Two different SV instances may share one or more common secrets used for authentication and encryption.
Security and durability of SV is out of scope. SV can be implemented both as regular application vulnerable to many types of local system attacks or as a firmware for hardware security module.

2.1. Secret key management

The following features are required:

Generation & storage of any supported key type internally.
Clear separation of private and shared keys purpose (not depending on type).
Exposure of shared keys as:
- encrypted data with provided public key.
- encrypted data with provided symmetric key.
- encrypted data with key already stored in SV.
- unencrypted as is.
Injection of keys using the same format as for exposure.
Persistent and temporary derived key operations.

2.2. Data operations

Encryption of any arbitrary data with any of stored keys.
Decryption of previously encrypted data.
Data signing.
Signature verification.

2.3. Supported keys & ciphers

Each implementation may choose to support any subset of all availables types.

2.4. Naming

The specifications tries to cover only commonly used algorithms, but actual implementation may add custom constants.

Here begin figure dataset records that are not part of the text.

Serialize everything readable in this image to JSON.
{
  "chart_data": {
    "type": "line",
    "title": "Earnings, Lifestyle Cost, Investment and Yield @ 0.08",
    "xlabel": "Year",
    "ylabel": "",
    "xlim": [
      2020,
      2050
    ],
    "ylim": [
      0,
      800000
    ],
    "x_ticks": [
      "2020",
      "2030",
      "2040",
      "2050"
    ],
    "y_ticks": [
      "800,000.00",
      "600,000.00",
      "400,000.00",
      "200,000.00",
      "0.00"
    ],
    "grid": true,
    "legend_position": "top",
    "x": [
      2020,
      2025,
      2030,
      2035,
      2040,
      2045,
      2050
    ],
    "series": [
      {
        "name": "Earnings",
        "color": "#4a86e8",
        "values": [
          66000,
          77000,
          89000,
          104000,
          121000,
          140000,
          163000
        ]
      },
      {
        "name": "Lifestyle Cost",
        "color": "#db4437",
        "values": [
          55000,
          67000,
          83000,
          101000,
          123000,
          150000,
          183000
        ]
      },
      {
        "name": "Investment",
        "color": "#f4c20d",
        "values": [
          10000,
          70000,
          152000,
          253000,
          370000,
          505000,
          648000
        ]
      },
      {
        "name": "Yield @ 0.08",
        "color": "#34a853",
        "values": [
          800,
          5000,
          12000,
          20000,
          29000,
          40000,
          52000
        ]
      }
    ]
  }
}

Specification intentionally does not list specific types to be as generic as possible.

Suggested list, self-explanatory:

Key types & parameters:
- Symmetric like AES, GOST 34.12, RAW
  - integer bits as parameter
- RSA
  - integer bits as parameter
- EdDSA
  - string curve name as parameter
- GOST3410 - GOST 34.10 PKI
  - map as parameter:
    - version - string:
      - '2012-256'
      - '2012-512'
    - paramset - set:
      - A, B, C, XA, XB - string items
Symmetric encryption/decryption:
- AES-CBC
- AES-CTR
- AES-GCM
- GOST3412-CBC
- GOST3412-CTR
- GOST3412-CFB
Asymmetric encryption/decryption:
- GOST3410
- RSA
Message Authentication:
- HMAC:
  - "HMAC-MD5"
  - GOST3411 family:
    - "HMAC-GOST3411-256"
    - "HMAC-GOST3411-512"
  - SHA v2 family:
    - "HMAC-SHA-224"
    - "HMAC-SHA-256"
    - "HMAC-SHA-384"
    - "HMAC-SHA-512"
  - SHA v3 family:
    - "HMAC-SHA3-224"
    - "HMAC-SHA3-256"
    - "HMAC-SHA3-384"
    - "HMAC-SHA3-512"
- KMAC:
  - "KMAC-128" - Keccak MAC 128-bit
  - "KMAC-256" - Keccak MAC 256-bit
Key Derivation:
- HKDF
- PBKDF2

2.5. Key usage constraints

SV must obey key constraints:

encrypt - allow encryption and decryption
sign - allow signing and verification
derive - allow key deriving
shared - allow key to be exposed externally
temp - allow auto-purge after common configured time-to-live

2.6. Statistics collection

SV must collect key usage statistics as a hint to regenerate keys and/or block possible attacks.

2.7. External key ID

Any key is created for some purpose. So, external ID is mandatory and can be used implementation-defined way to recover from errors like timeouts without unused key artifacts hanging in SV.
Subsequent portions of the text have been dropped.